In the wake of the Supreme Court's landmark
Davis v. Bandemer decision in 1986, which opened the door to partisan gerrymandering claims under the Equal Protection Clause,
Political Gerrymandering and the Courts arrives as a vital resource. Edited by political scientist Bernard Grofman, this 1990 volume—the third in the Agathon series on representation—gathers leading scholars, lawyers, and practitioners to dissect the legal, statistical, and practical challenges of curbing partisan districting abuses.
Grofman's introduction sets the stage by outlining unresolved issues, from justiciability to evidentiary standards, arguing that courts can and should strike down only the most extreme cases without wading into every political dispute. Gordon Baker traces the "unfinished reapportionment revolution," linking gerrymandering to the one-person, one-vote legacy of Baker v. Carr, while emphasizing a "sense of unfairness" in bizarre district shapes.
A core section tackles "What Does Bandemer Mean?" Daniel Hays Lowenstein critiques Justice White's plurality opinion for its conceptual gaps, proposing protections mainly for "outcast" political groups rather than routine major-party battles. Grofman counters with a practical reading focused on sustained vote-seat disparities.
The book's strength lies in its toolkit for measurement. Richard Niemi explains the swing ratio—how a party's vote share translates to seats—and applies it to detect bias. Charles Backstrom, Leonard Robins, and Scott Eller advocate a statewide baseline: ensuring the majority party wins a majority of seats at a bare 50%+1 vote share. Michael McDonald and Richard Engstrom offer a symmetry test, comparing expected seats for Democrats and Republicans under neutral plans. Gordon Baker and geographer Richard Morrill push a "totality of circumstances" approach, weighing compactness, community integrity, and election outcomes.

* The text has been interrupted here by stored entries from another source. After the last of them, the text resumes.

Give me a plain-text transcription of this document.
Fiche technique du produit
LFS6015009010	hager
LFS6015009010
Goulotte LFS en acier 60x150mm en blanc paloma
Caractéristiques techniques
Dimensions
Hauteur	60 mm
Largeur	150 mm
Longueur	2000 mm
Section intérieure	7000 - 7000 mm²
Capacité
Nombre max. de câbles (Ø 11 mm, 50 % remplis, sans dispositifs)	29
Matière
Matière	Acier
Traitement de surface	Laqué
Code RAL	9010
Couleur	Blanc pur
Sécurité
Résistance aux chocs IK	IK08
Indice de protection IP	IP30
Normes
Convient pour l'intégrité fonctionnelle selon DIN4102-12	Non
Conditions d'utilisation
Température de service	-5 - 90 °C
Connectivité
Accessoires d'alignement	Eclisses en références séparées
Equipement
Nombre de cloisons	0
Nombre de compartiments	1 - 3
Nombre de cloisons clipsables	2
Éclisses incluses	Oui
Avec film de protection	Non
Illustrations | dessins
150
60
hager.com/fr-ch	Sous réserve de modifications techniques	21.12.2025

Real-world applications ground the theory. For Indiana's 1980s State House districts, Niemi and John Wilkerson measure compactness via longest-axis circles and perimeters, revealing gerrymandering evidence. In California, Thomas Hofeller and Grofman compare 1980, 1982, and 1984 congressional plans using dispersion and polygon scores, showing the 1973 Masters' Plan as the most compact. Samuel Kernell and Grofman analyze 1978-1984 voting predictability, while Baker reviews the Masters' criteria—like preserving geographic regions and communities of interest—that balanced fairness and competition.
Peter Schuck questions judicial fixes altogether, calling gerrymandering a "political problem without judicial solution," and Bruce Cain weighs practitioner, theorist, and reformer views. With references, indexes, and data tables (e.g., expected vs. actual Democratic seats across states), this 350-page work equips attorneys, judges, and analysts for 1990s redistricting battles. Whether debating swing ratios or bizarre maps, it provides balanced tools to navigate the thicket—neither naive reformism nor cynical resignation. Ideal for political scientists, election lawyers, and policymakers tracking democracy's districting dilemmas.